The filelist test set contains 440 lists with a total uncompressed size of 1771.7MiB. Filesizes shown are summed across all compressed filelists. Execution times are from an Athlon XP 3000+ at 2GHz running 32-bit xz (XZ Utils) 4.999.9beta/liblzma 4.999.9beta, single-threaded:
- bzip2 -9: 553.1 MiB, 13:52.41 minutes (832.41 seconds)
- .xz -6: 547.3 MiB (1.1% improvement), 48:22.61 minutes (2902.61 seconds, 249% increase)
- .xz -6e: 545.6 MiB (1.4% improvement), 58:29.16 minutes (3509.16 seconds, 322% increase)
- .xz -9e: 540.6 MiB (2.2% improvement), 1:03:12.03 hours (3792.03 seconds, 356% increase)
- .tar.bz2 -9: 550.6 MiB, 13:59.60 (839.60 seconds)
- .tar.xz -6: 539.6 MiB, 54:22.40 minutes (3262.40 seconds)
- .tar.xz -6e: 537.9 MiB, 1:05:18.67 minutes (3918.67 seconds)
- .tar.xz -9e: 520.8 MiB, 1:28:22.66 hours (5302.66 seconds)
- bzip2 doesn't gain much from tar here, only 3MiB.
- the time difference between -6 and -9 modulo the -e is negligible even though -9e achieves noticeably better compression than -6e. However, requiring 674MiB RAM (-9) is excessive; I incudeded the -9e cases as the most favorable case for xz, time notwithstanding.
- the -6e flag took 10 additional minutes, a 21% increase over -6, but only a 0.4% improvement/decrease in filesize.
- the absolute times aren't that interesting, since everyone has a different CPU. That's why I focus on relative times/speeds in these comments.
- xz certainly can do spectacularly well (I've seen cases of this) and I believe it does average about 15% better than bzip2, but for DC++ XML filelists either it has issues or bzip2 is unusually/surprisingly effective.
- the -6 setting on xz requires 94MiB of RAM to implement an 8MiB LZMA dictionary. The -9 setting requires 674MiB to implement a 64MiB LZMA dictionary.
- These results are only from a single CPU - i3/5/7s, Core 2s, AMD K8, etc may behave differently timewise.

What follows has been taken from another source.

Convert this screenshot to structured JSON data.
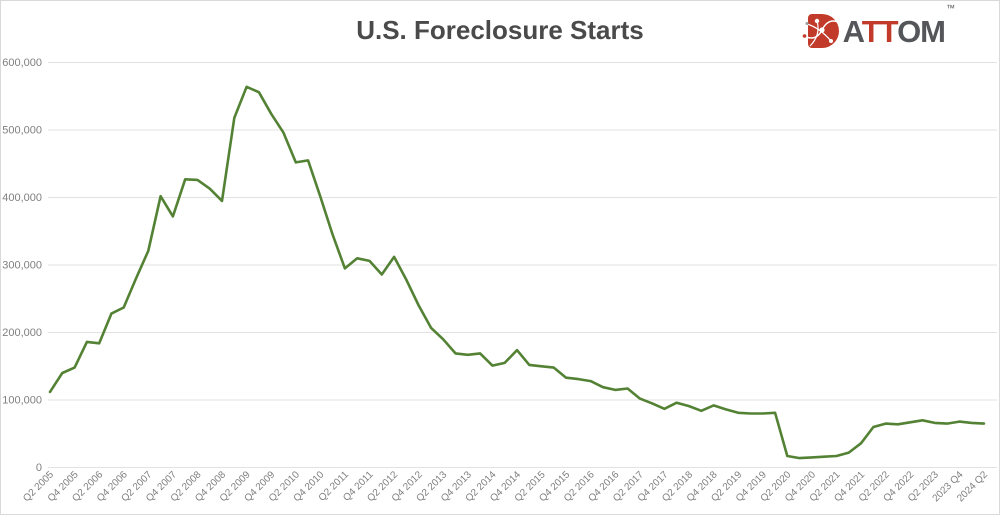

- allowing 'solid' compression (.tar.bz2/xz) seems to help xz a lot more than .bz2 (absolute differences around 10MiB rather than 5MiB), but this isn't directly relevant to potential usage in DC as a hublist/filelist representation. All compressors found solid archives most time-consuming to create by anywhere from a neglible 7 seconds (bzip2) to several minutes (xz).
- In general, doing these experiments with sample sizes of n=1 (arguably what's happening here, though there are lots of filelists) doesn't produce statistically significant results. I want to be clear that I'm not claiming any, just a set of highly suggestive results.